Formatted Title
In Situ Soil Washing as Lead-Out for More Effective ISCO and ISCR Full-Scale Implementation for Chlorinated Solvents
Background/Objectives
In situ remediation is typically viewed as challenging. This due to the natural sorption of hydrophobic contaminants, that at increasingly higher concentrations, they phase partition to form globules, and floating, or sinking, non-aqueous phase liquids (NAPL). NAPL can become entrained in the soil and groundwater, with limited availability for physical, biological and chemical remediation, due to inhibition of mobility caused by interfacial tension. The limited availability of contamination in soil and groundwater inhibits conventional remediation processes, such as ISCO, ISCR, which are stoichiometrically unfeasibly for site with high concentrations, resulting is repeated chemical applications failures, in what are characteristically known to be very long and very costly in situ remediation projects, due to the inherent limitations of single remediation technology applications.
With prevailing regulatory and market mandates for more environmentally sustainable remediation of contaminated sites in Europe, this has challenged remediation practitioners to be more innovative. This pressure has driven a recent trend to pursue novel ways to overcome the conventional limits of contaminant availability for physical, biological and chemical remediation.

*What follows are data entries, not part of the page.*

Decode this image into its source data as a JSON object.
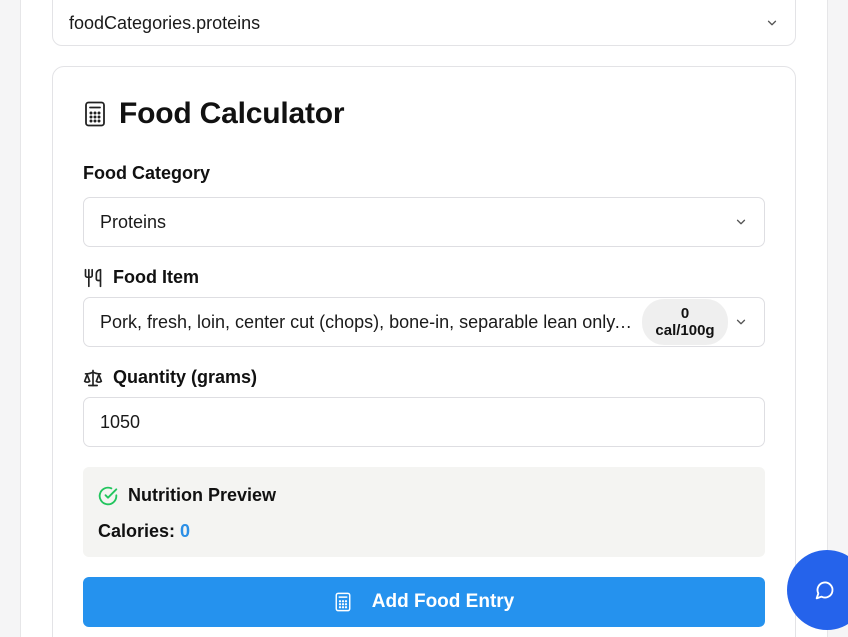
{
  "top_select": {
    "value": "foodCategories.proteins"
  },
  "calculator": {
    "title": "Food Calculator",
    "category": {
      "label": "Food Category",
      "value": "Proteins"
    },
    "food_item": {
      "label": "Food Item",
      "value": "Pork, fresh, loin, center cut (chops), bone-in, separable lean only, co…",
      "badge_value": "0",
      "badge_unit": "cal/100g"
    },
    "quantity": {
      "label": "Quantity (grams)",
      "value": "1050"
    },
    "preview": {
      "title": "Nutrition Preview",
      "calories_label": "Calories:",
      "calories_value": "0"
    },
    "add_button_label": "Add Food Entry"
  },
  "colors": {
    "accent": "#2592ee",
    "calories": "#2b8fe6",
    "check": "#22c55e",
    "fab": "#2563eb"
  },
  "icons": [
    "chevron-down-icon",
    "calculator-icon",
    "utensils-icon",
    "scale-icon",
    "check-circle-icon",
    "message-circle-icon"
  ]
}
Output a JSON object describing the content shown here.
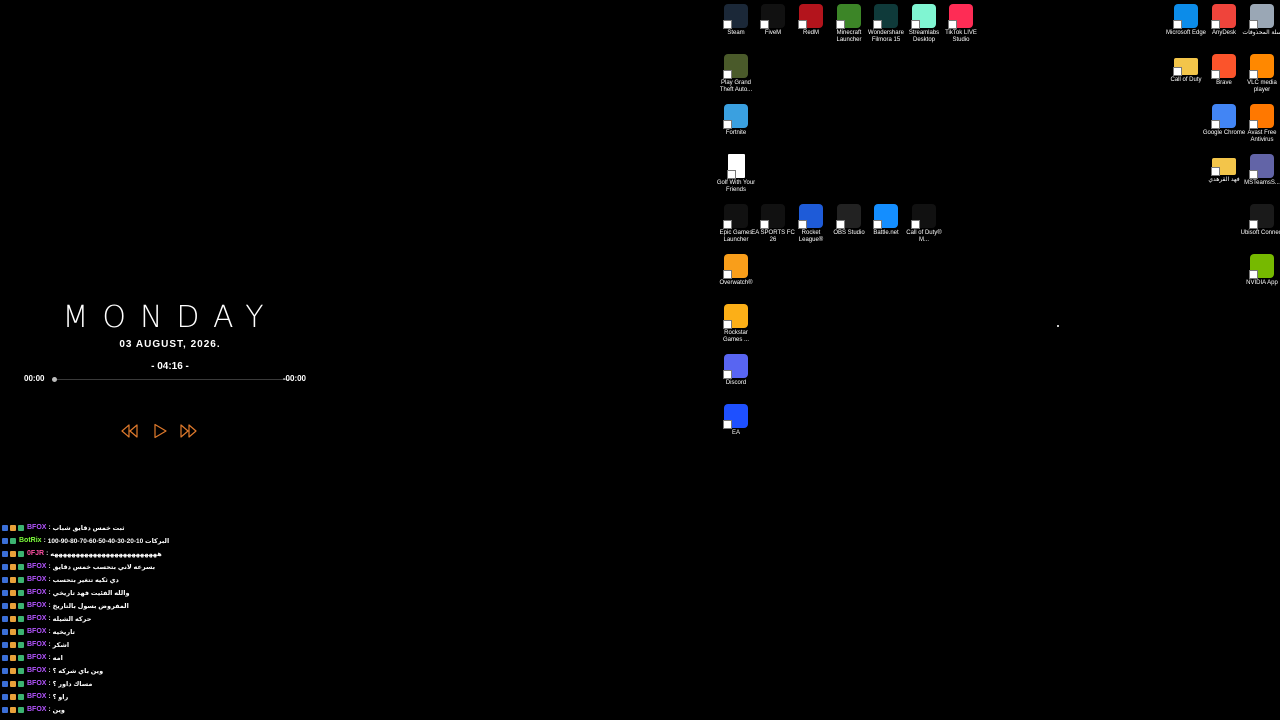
{
  "desktop": {
    "icons_col1_top": [
      {
        "label": "Steam",
        "icon": "steam-icon",
        "color": "#1b2838"
      },
      {
        "label": "FiveM",
        "icon": "fivem-icon",
        "color": "#111111"
      },
      {
        "label": "RedM",
        "icon": "redm-icon",
        "color": "#b3141c"
      },
      {
        "label": "Minecraft Launcher",
        "icon": "minecraft-icon",
        "color": "#3c8527"
      },
      {
        "label": "Wondershare Filmora 15",
        "icon": "filmora-icon",
        "color": "#0f3a3a"
      },
      {
        "label": "Streamlabs Desktop",
        "icon": "streamlabs-icon",
        "color": "#80f5d2"
      },
      {
        "label": "TikTok LIVE Studio",
        "icon": "tiktok-icon",
        "color": "#fe2c55"
      }
    ],
    "icons_col1": [
      {
        "label": "Play Grand Theft Auto...",
        "icon": "gta-icon",
        "color": "#4a5a2a"
      },
      {
        "label": "Fortnite",
        "icon": "fortnite-icon",
        "color": "#3aa0e0"
      },
      {
        "label": "Golf With Your Friends",
        "icon": "file-icon",
        "color": "#ffffff"
      }
    ],
    "icons_row_mid": [
      {
        "label": "Epic Games Launcher",
        "icon": "epic-icon",
        "color": "#111111"
      },
      {
        "label": "EA SPORTS FC 26",
        "icon": "eafc-icon",
        "color": "#111111"
      },
      {
        "label": "Rocket League®",
        "icon": "rocket-league-icon",
        "color": "#1e5bd8"
      },
      {
        "label": "OBS Studio",
        "icon": "obs-icon",
        "color": "#222222"
      },
      {
        "label": "Battle.net",
        "icon": "battlenet-icon",
        "color": "#148eff"
      },
      {
        "label": "Call of Duty® M...",
        "icon": "mw3-icon",
        "color": "#111111"
      }
    ],
    "icons_col1_lower": [
      {
        "label": "Overwatch®",
        "icon": "overwatch-icon",
        "color": "#f99e1a"
      },
      {
        "label": "Rockstar Games ...",
        "icon": "rockstar-icon",
        "color": "#fcaf17"
      },
      {
        "label": "Discord",
        "icon": "discord-icon",
        "color": "#5865f2"
      },
      {
        "label": "EA",
        "icon": "ea-icon",
        "color": "#1e50ff"
      }
    ],
    "icons_right": [
      {
        "label": "Microsoft Edge",
        "icon": "edge-icon",
        "color": "#0c8ce9"
      },
      {
        "label": "AnyDesk",
        "icon": "anydesk-icon",
        "color": "#ef443b"
      },
      {
        "label": "سلة المحذوفات",
        "icon": "recycle-bin-icon",
        "color": "#9aa7b5"
      },
      {
        "label": "Call of Duty",
        "icon": "folder-icon",
        "color": "#f3c54a"
      },
      {
        "label": "Brave",
        "icon": "brave-icon",
        "color": "#fb542b"
      },
      {
        "label": "VLC media player",
        "icon": "vlc-icon",
        "color": "#ff8800"
      },
      {
        "label": "Google Chrome",
        "icon": "chrome-icon",
        "color": "#4285f4"
      },
      {
        "label": "Avast Free Antivirus",
        "icon": "avast-icon",
        "color": "#ff7800"
      },
      {
        "label": "فهد القرهدي",
        "icon": "folder-icon",
        "color": "#f3c54a"
      },
      {
        "label": "MSTeamsS...",
        "icon": "teams-icon",
        "color": "#6264a7"
      },
      {
        "label": "Ubisoft Connect",
        "icon": "ubisoft-icon",
        "color": "#1a1a1a"
      },
      {
        "label": "NVIDIA App",
        "icon": "nvidia-icon",
        "color": "#76b900"
      }
    ]
  },
  "clock": {
    "weekday": "MONDAY",
    "date": "03 AUGUST, 2026.",
    "time": "- 04:16 -"
  },
  "player": {
    "elapsed": "00:00",
    "remaining": "-00:00",
    "progress": 0,
    "accent": "#e07a2c",
    "controls": [
      "rewind-icon",
      "play-icon",
      "fast-forward-icon"
    ]
  },
  "chat": {
    "colors": {
      "BFOX": "#b455ff",
      "BotRix": "#7cff3a",
      "0FJR": "#ff4fa3"
    },
    "messages": [
      {
        "user": "BFOX",
        "text": "ثبت خمس دقايق شباب"
      },
      {
        "user": "BotRix",
        "text": "البركات 10-20-30-40-50-60-70-80-90-100"
      },
      {
        "user": "0FJR",
        "text": "هههههههههههههههههههههههههه"
      },
      {
        "user": "BFOX",
        "text": "بسرعه لاني بتحسب خمس دقايق"
      },
      {
        "user": "BFOX",
        "text": "دي ثكيه تتغير بتحسب"
      },
      {
        "user": "BFOX",
        "text": "والله الفئيت فهد تاريخي"
      },
      {
        "user": "BFOX",
        "text": "المفروض بسول بالتاريخ"
      },
      {
        "user": "BFOX",
        "text": "حركه الشيله"
      },
      {
        "user": "BFOX",
        "text": "تاريخيه"
      },
      {
        "user": "BFOX",
        "text": "اشكر"
      },
      {
        "user": "BFOX",
        "text": "امه"
      },
      {
        "user": "BFOX",
        "text": "وين باي شركه ؟"
      },
      {
        "user": "BFOX",
        "text": "مساك داور ؟"
      },
      {
        "user": "BFOX",
        "text": "راو ؟"
      },
      {
        "user": "BFOX",
        "text": "وين"
      }
    ]
  }
}
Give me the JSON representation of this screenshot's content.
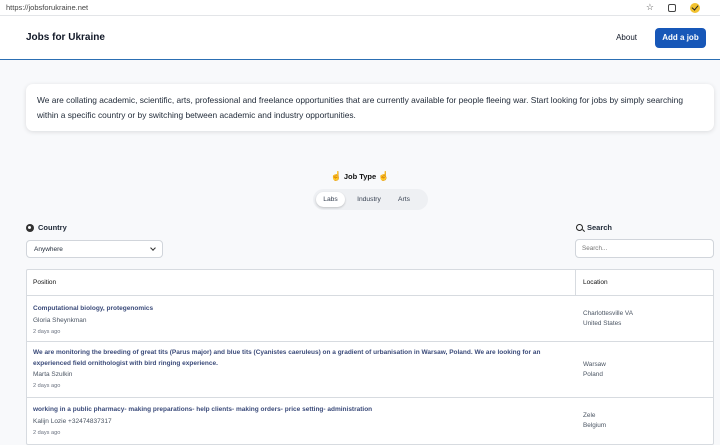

This has been characterized by site remediation employing innovative technology, and the synergistic combinations of technologies, to realize what is to become a new sustainable paradigm in soil and groundwater remediation, regardless of soil texture and contaminant concentration.
Approach/Activities
An example of this innovative trend that breaks from conventional remediation, employs the use of non-emulsifying surfactants as lead out for NAPL and globule mass removal, resolving interfacial tension and opening blocked inter-pore-space pathways, with >99.99% of employed surfactant removal, before undertaking a separated step, more effective ISCO and/or ISCR, for resolution of the involved chlorinated impacts.
Results/Lessons Learned
The principle objective of the surfactant injections are to enhance contaminant mass removal, via desorption and resolving interfacial tension. Once the bulk of contamination has been removed, then the remaining residual contaminant, in the soil and groundwater can be more effectively treated with ISCO and/or ISCR, with the choice of oxidant and/or reductant, which can be used in combination, depending upon the contaminants to be treated, and prevailing site conditions (pH, redox-potential, conductivity, etc.).
Depending on the degree of contamination, a minimum removal of >70% of the bulk contaminant mass is pursued with the in situ soil flushing, before moving on to the separated (non-surfactant) step in situ techniques, to realize >99.9% mass reduction in soil and groundwater regimes.